Missionary Spotlight: Brandon vonDorpowski

Missionary Spotlight: Brandon vonDorpowski

Brandon vonDorpowski

Class Standing: Senior

Major: Explore Andrews



Give us some background on what you did and why you went to serve over in the Philippines.

I was serving as a math teacher for third through sixth grades at the mission school we have there. I was working with the native Filipino people group called the Palawans. Many people would call their lifestyle primitive; they are very un-Westernized but it is slowly coming in. I went because at the time I was an education major and I thought, “What could be a better way to practice my skills?” Later, I realized that wasn’t a good reason for going; it should be about sharing Jesus and bringing them the gospel.


Did you make any friendships with kids or adults that impacted you and how so?

Yeah, each one of my kids. Where I was, the missionaries have lived in the mountains for 25 years, so most people in my area know about Jesus. After a while, though, a lot of it became a question of “Do I know how to take this gospel and implement it into my life?” I learned that I wasn't necessarily bringing them the gospel for the first time, but rather I was helping them figure out how to implement it. The culture there is incredibly slow paced as opposed to America. For example, when you go to someone's house you sit on the porch, which is a made of a few slabs of bamboo, then you sit there and have moments of complete silence for what feels like hours; it was one of the most awkward experiences in my life. Nevertheless, I really started to learn how to be in a conversation with someone and enjoy someone's presence without constantly talking to them.


Was there a specific situation where you saw God more clear than any other time?

Man, so many, but one time they were having this thing called the Siguran. Over there you ask anyone if they worship God and they say, “Of course I worship him,” but when it came to the difference of God and Jesus, not many know who the latter is. They believe in the god of rice, so they have “get-togethers” every five months where they have a bottle of rice water that they let ferment and later take to the local witch doctor. They get together and have these drums, drink the rice wine and invite the spirits to come into them. They were doing that one night so all of us Student Missionaries (SMs) thought we should pray about this. It was tough because I would see some of my old students who dropped out maybe a month before heading up that land; it just breaks your heart to know they’re going up there. So we were praying and started hearing the drum beats. While here when you hear drums it’s no big deal, hearing those drums played in the area meant people were invoking spirits to enter them—that was kind of freaky. We prayed for about an hour and finally the drums stopped. By then it was like 10:30 p.m. when we were getting into a really deep prayer session.
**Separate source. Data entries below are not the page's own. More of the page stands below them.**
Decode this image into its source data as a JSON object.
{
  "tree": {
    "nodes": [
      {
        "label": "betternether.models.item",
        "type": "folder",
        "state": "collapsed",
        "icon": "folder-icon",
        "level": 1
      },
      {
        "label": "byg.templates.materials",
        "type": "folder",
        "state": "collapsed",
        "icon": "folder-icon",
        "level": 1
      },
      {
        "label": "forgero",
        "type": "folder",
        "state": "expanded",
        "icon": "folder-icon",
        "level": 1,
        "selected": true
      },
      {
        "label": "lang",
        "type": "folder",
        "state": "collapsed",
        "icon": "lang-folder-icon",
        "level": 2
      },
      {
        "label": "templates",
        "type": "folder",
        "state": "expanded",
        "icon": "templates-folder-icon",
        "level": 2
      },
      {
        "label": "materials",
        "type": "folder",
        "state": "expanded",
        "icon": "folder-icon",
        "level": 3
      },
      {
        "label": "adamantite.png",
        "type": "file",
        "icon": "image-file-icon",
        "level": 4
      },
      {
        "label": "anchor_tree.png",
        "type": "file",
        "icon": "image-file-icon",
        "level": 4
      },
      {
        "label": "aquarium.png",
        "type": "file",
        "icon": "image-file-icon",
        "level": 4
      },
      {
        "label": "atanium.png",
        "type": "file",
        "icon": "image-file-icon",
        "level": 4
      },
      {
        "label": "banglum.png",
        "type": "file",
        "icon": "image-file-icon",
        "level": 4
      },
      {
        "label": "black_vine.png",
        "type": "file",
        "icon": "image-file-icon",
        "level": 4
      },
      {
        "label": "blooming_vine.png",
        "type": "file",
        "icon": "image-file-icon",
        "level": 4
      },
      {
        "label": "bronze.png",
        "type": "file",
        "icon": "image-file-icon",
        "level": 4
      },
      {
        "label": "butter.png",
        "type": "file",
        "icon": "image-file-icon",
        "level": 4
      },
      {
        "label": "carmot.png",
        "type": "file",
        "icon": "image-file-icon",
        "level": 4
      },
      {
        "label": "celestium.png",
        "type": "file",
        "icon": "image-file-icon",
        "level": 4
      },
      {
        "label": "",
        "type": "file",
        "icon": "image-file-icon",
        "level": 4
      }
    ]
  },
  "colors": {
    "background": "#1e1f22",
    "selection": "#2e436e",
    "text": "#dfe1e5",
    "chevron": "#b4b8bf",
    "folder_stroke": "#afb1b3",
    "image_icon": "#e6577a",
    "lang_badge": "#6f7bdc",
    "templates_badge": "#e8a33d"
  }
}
That was probably the hardest I have ever prayed in my life. It was just like “Wow, this is like one of those mission stories you hear in Uncle Arthur’s Bedtime Stories!” When the drums stopped we thought that meant something happened, you know, but as we were leaving the high school—it was the craziest thing and I will never forget this—I was the last person to leave and the moment I stepped on the ground the drums started again. I was like, “This is ridiculous!” So we all went back into the school and we prayed a lot more. After a while it stops again so we get up to leave and this time the drums don’t start again. But later they restarted once more so we went back and forth like that for a number of hours that night. I learned that night that prayer is really powerful; it makes a difference.


Was it difficult being away from home, even as a college student?

Yea, just going to a completely different culture like that which was very different than I had ever known. It was hard but being in that sort of circumstance I feel like I was forced to grow in a way that I couldn’t have if I was still here at Andrews University.


What is one thing that you missed more than anything else while you were away?

Giving my mom hugs. And I really missed Big Franks as well; they don't have anything close to that stuff.